If each process running on a Windows 2012 r2 server has it's own heap, is it not then possible to have one process corrupt another process'es heap? I think it would be possible since all heaps are stored in a "global" address space, but an AV occurs when one process attempts to write from or read from memory outside it's address space...so that would prevent heap corruption for the process that owned the address space?
You need to read how virtual memory works. There is no all-encompassing address space.
There are physical RAM addresses, and physical disk addresses, which don't vary by process. But user-mode code never uses these directly.
Rather, the memory management unit provides a mapping from virtual addresses to physical addresses. Because the page tables are process specific, this mapping is unique to each process. Only ring 0 (kernel-mode) code can bypass the mapping step, this is enforced in hardware. For user processes, if there is no mapping leading to a particular physical address, it simply cannot be accessed from that context, because there's no way to name that physical location using virtual addresses. And there are no mappings leading to the page tables themselves.

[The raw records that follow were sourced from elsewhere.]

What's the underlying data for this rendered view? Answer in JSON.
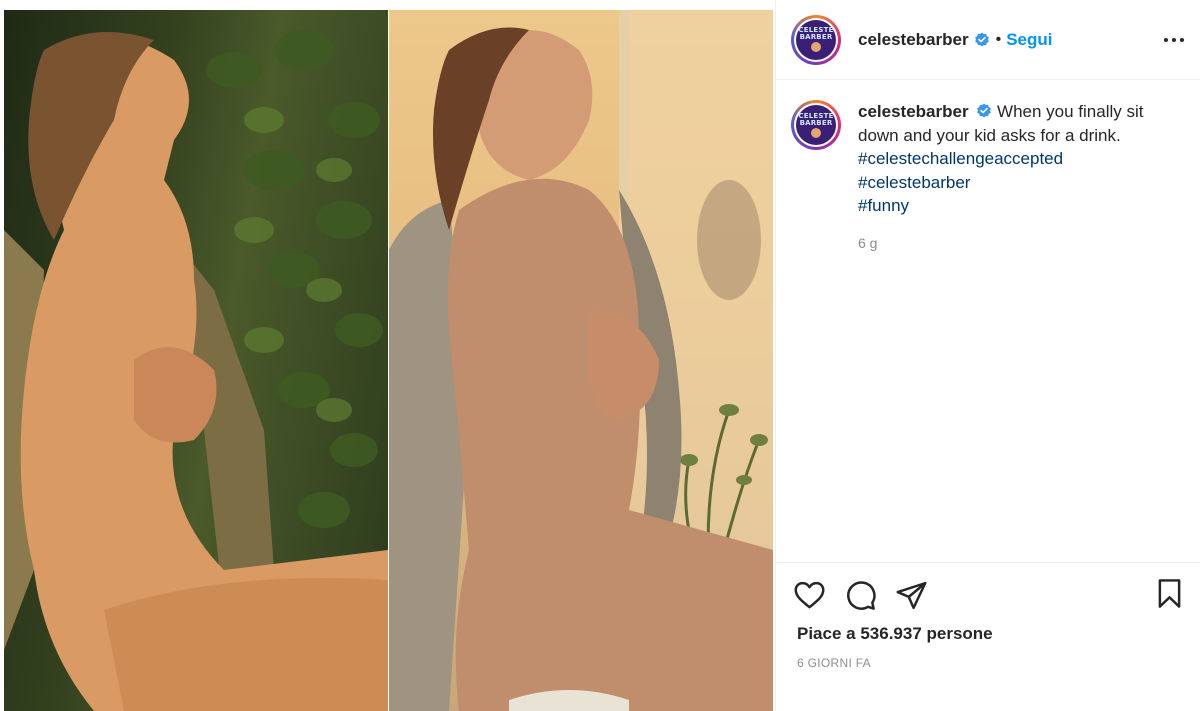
{
  "post": {
    "author": {
      "username": "celestebarber",
      "verified": true,
      "avatar_text_line1": "CELESTE",
      "avatar_text_line2": "BARBER"
    },
    "header": {
      "separator": "•",
      "follow_label": "Segui",
      "more_icon": "more-horizontal-icon"
    },
    "caption": {
      "text": "When you finally sit down and your kid asks for a drink.",
      "hashtags": [
        "#celestechallengeaccepted",
        "#celestebarber",
        "#funny"
      ],
      "time_ago": "6 g"
    },
    "actions": {
      "like_icon": "heart-icon",
      "comment_icon": "comment-icon",
      "share_icon": "paper-plane-icon",
      "save_icon": "bookmark-icon"
    },
    "likes_text": "Piace a 536.937 persone",
    "date_text": "6 GIORNI FA",
    "colors": {
      "link_blue": "#0095f6",
      "hashtag_blue": "#00376b",
      "verified_blue": "#3897f0",
      "muted_gray": "#8e8e8e",
      "text": "#262626"
    }
  }
}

This is the difference between a memory management unit and its lesser brother, the memory protection unit. Architectures that use a memory protection unit do have a single global addressing scheme, with hardware enforced permission bits that again can only be modified by privileged code.
The thing you asked about
one process attempts to write from [sic] or read from memory outside it's [sic] address space
just doesn't exist. It's like asking what the telephone number of my car is. My car is identified by a VIN and a license plate, but neither of those will allow you to talk to it through the phone system.
Access violations (sometimes also called segmentation faults) occur when a process attempts to write to, read from, or execute from unmapped portions of its own address space, or pages that have been explicitly set to trap access attempts (for stack expansion perhaps, or copy-on-write). All memory accesses by a process are by definition interpreted inside its address space.